"Selbsternennung" oder Probleme mit der Sprache und der Verfassung

In einer Newsletter der „Bürgerschaft Riddagshausen“ vom März 2008 wird bemerkt, dass „selbsternannte“ Naturschützer den Streit um die Fällung der Pappeln am Kreuzteich aufgeheizt hätten. Im Februar 2006 hatte die „Bürgerschaft“ einen prominenten Vorsprecher. Dr. Gert Hoffmann schrieb in einem offenen Brief von einer „selbsternannten“ Bürgerinitiative für den Erhalt öffentlichen Eigentums.

Damit soll den Bürgerinitiativen offenbar die Legitimität abgesprochen werden, sofern unstrittig ist, dass die Initiativen nicht von höherer Autorität „ernannt“ worden sind (so fehlt schon eine Ernennungsurkunde, mehr aber noch der Treueschwur auf eine Dienstherrschaft, wofür sich Bürgermeister und „Bürgerschaft“ sicher gern zur Verfügung stellen würden).

Dagegen garantiert das Grundgesetz mit Art. 9 die allgemeine Vereinigungsfreiheit, ohne dass das etwa erst durch eine Ernennungsurkunde erlaubt und legitimiert werden müsste. Der Artikel garantiert das

Recht zur organisierten bzw. gruppenförmigen Verwirklichung der (individuellen) Persönlichkeit und das prinzipielle Recht zur autonomen gesellschaftlichen Selbstorganisation.

so Rupert Scholz (in Maunz/Dürig, GG-Kommentar Art. 9, Rn 11), denn, Scholz weiter (Rn 68):

Dem Prinzip freiheitlicher Vereinigungsbildung entspricht der Grundsatz der privatautonomen Organisation bzw. freiheitlichen Selbstbestimmung der Vereinigung ...“

Indem die Möglichkeit „freier sozialer Gruppenbildung“ garantiert wird, grenzt sich die Grundordnung scharf von zwei anderen Staatsformen ab, vom

  • Feudalismus und vom
  • Totalitarismus,

von der„ständisch korporativen“ Ordnung des Feudalismus, sowie der

planmäßigen Formung und Organisation durch den Staat, nach den Maßstäben eines von der herrschenden Gruppe diktierten Wertsystems, wie sie den totalitären Staat der Gegenwart kennzeichnet. (Scholz, Rn 37)

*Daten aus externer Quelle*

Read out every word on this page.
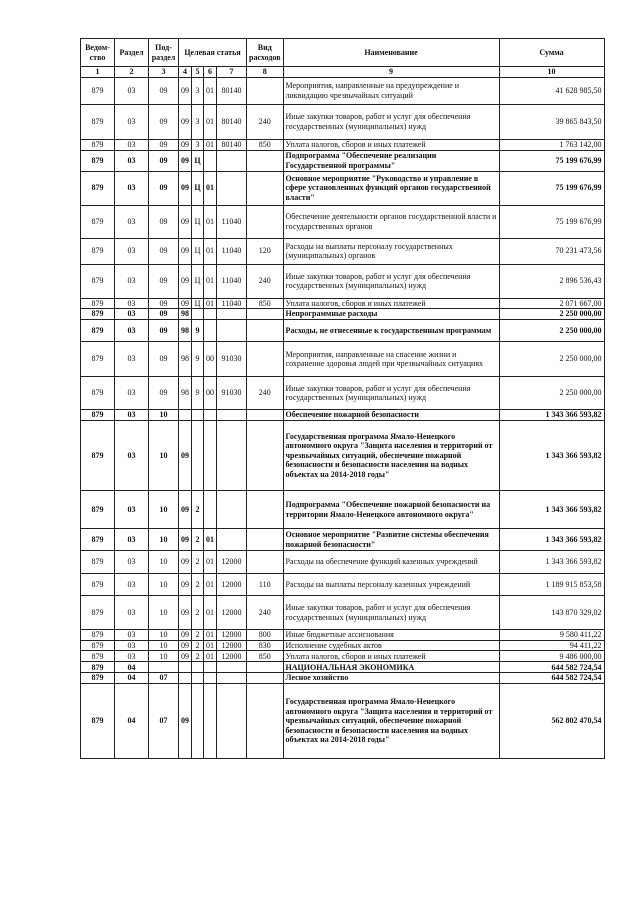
Ведом-ство	Раздел	Под-раздел	Целевая статья				Вид расходов	Наименование	Сумма
1	2	3	4	5	6	7	8	9	10
879	03	09	09	3	01	80140		Мероприятия, направленные на предупреждение и ликвидацию чрезвычайных ситуаций	41 628 985,50
879	03	09	09	3	01	80140	240	Иные закупки товаров, работ и услуг для обеспечения государственных (муниципальных) нужд	39 865 843,50
879	03	09	09	3	01	80140	850	Уплата налогов, сборов и иных платежей	1 763 142,00
879	03	09	09	Ц				Подпрограмма "Обеспечение реализации Государственной программы"	75 199 676,99
879	03	09	09	Ц	01			Основное мероприятие "Руководство и управление в сфере установленных функций органов государственной власти"	75 199 676,99
879	03	09	09	Ц	01	11040		Обеспечение деятельности органов государственной власти и государственных органов	75 199 676,99
879	03	09	09	Ц	01	11040	120	Расходы на выплаты персоналу государственных (муниципальных) органов	70 231 473,56
879	03	09	09	Ц	01	11040	240	Иные закупки товаров, работ и услуг для обеспечения государственных (муниципальных) нужд	2 896 536,43
879	03	09	09	Ц	01	11040	850	Уплата налогов, сборов и иных платежей	2 071 667,00
879	03	09	98					Непрограммные расходы	2 250 000,00
879	03	09	98	9				Расходы, не отнесенные к государственным программам	2 250 000,00
879	03	09	98	9	00	91030		Мероприятия, направленные на спасение жизни и сохранение здоровья людей при чрезвычайных ситуациях	2 250 000,00
879	03	09	98	9	00	91030	240	Иные закупки товаров, работ и услуг для обеспечения государственных (муниципальных) нужд	2 250 000,00
879	03	10						Обеспечение пожарной безопасности	1 343 366 593,82
879	03	10	09					Государственная программа Ямало-Ненецкого автономного округа "Защита населения и территорий от чрезвычайных ситуаций, обеспечение пожарной безопасности и безопасности населения на водных объектах на 2014-2018 годы"	1 343 366 593,82
879	03	10	09	2				Подпрограмма "Обеспечение пожарной безопасности на территории Ямало-Ненецкого автономного округа"	1 343 366 593,82
879	03	10	09	2	01			Основное мероприятие "Развитие системы обеспечения пожарной безопасности"	1 343 366 593,82
879	03	10	09	2	01	12000		Расходы на обеспечение функций казенных учреждений	1 343 366 593,82
879	03	10	09	2	01	12000	110	Расходы на выплаты персоналу казенных учреждений	1 189 915 853,58
879	03	10	09	2	01	12000	240	Иные закупки товаров, работ и услуг для обеспечения государственных (муниципальных) нужд	143 870 329,02
879	03	10	09	2	01	12000	800	Иные бюджетные ассигнования	9 580 411,22
879	03	10	09	2	01	12000	830	Исполнение судебных актов	94 411,22
879	03	10	09	2	01	12000	850	Уплата налогов, сборов и иных платежей	9 486 000,00
879	04							НАЦИОНАЛЬНАЯ ЭКОНОМИКА	644 582 724,54
879	04	07						Лесное хозяйство	644 582 724,54
879	04	07	09					Государственная программа Ямало-Ненецкого автономного округа "Защита населения и территорий от чрезвычайных ситуаций, обеспечение пожарной безопасности и безопасности населения на водных объектах на 2014-2018 годы"	562 802 470,54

Einigkeit herrscht jedenfalls bei den Grundgesetz-Kommentatoren darüber, dass Artikel 9 auch das Recht von Bürgerinitiativen zur freien Vereinigung schützt, ähnlich wie das Recht eingetragener Vereine. (zuletzt Christoph Kannengießer, in Schmidt-Bleibtreu u. a., GG-Kommentar, 11. Aufl. 2008, Rn 9; Hans D. Jarass, in Jarass/Pieroth, GG-Kommentar, 9. Aufl. 2007, Rn 3; Wolfram Höfling in Sachs, GG-Kommentar, 4. Aufl. 2007, Rn 7 u. 15; ...)

Befremdlich ist allerdings, wenn ein eingetragener Verein wie die "Bürgerschaft Riddagshausen" sich „Bürgerschaft“ nennt, denn „Bürgerschaft“ ist die Bezeichnung für die gewählte Vertreterschaft freier Hansestädte, zugleich Landesparlament und Stadtrat, was einer Bürgerschaft die Dienstherrschaft einräumt über die Verwaltung. Als eingetragener Verein ist diese sogenannte „Bürgerschaft“ Riddagshausen dabei aber nicht mehr legitimiert, ihre Stimme für oder gegen eine Angelegenheit zu erheben, als eine Bürgerinitiative.

Noch befremdlicher ist, dass die „Bürgerschaft“ (Vorsitzender: Bürger Henning Borek) zugleich behauptet, das Fällen der Pappeln sei von „den Riddagshäuser Bürgern“ einvernehmlich mit Bezirksrat und Verwaltungsausschuss beschlossen worden. Eine Bürgerbefragung gab es meines Wissens dazu in Riddagshausen nicht, schon gar keinen Bürgerentscheid, insofern kann die selbsternannte „Bürgerschaft“ Riddagshausen mit den sogenannten „Riddagshäuser Bürgern“ eigentlich nur sich selbst meinen.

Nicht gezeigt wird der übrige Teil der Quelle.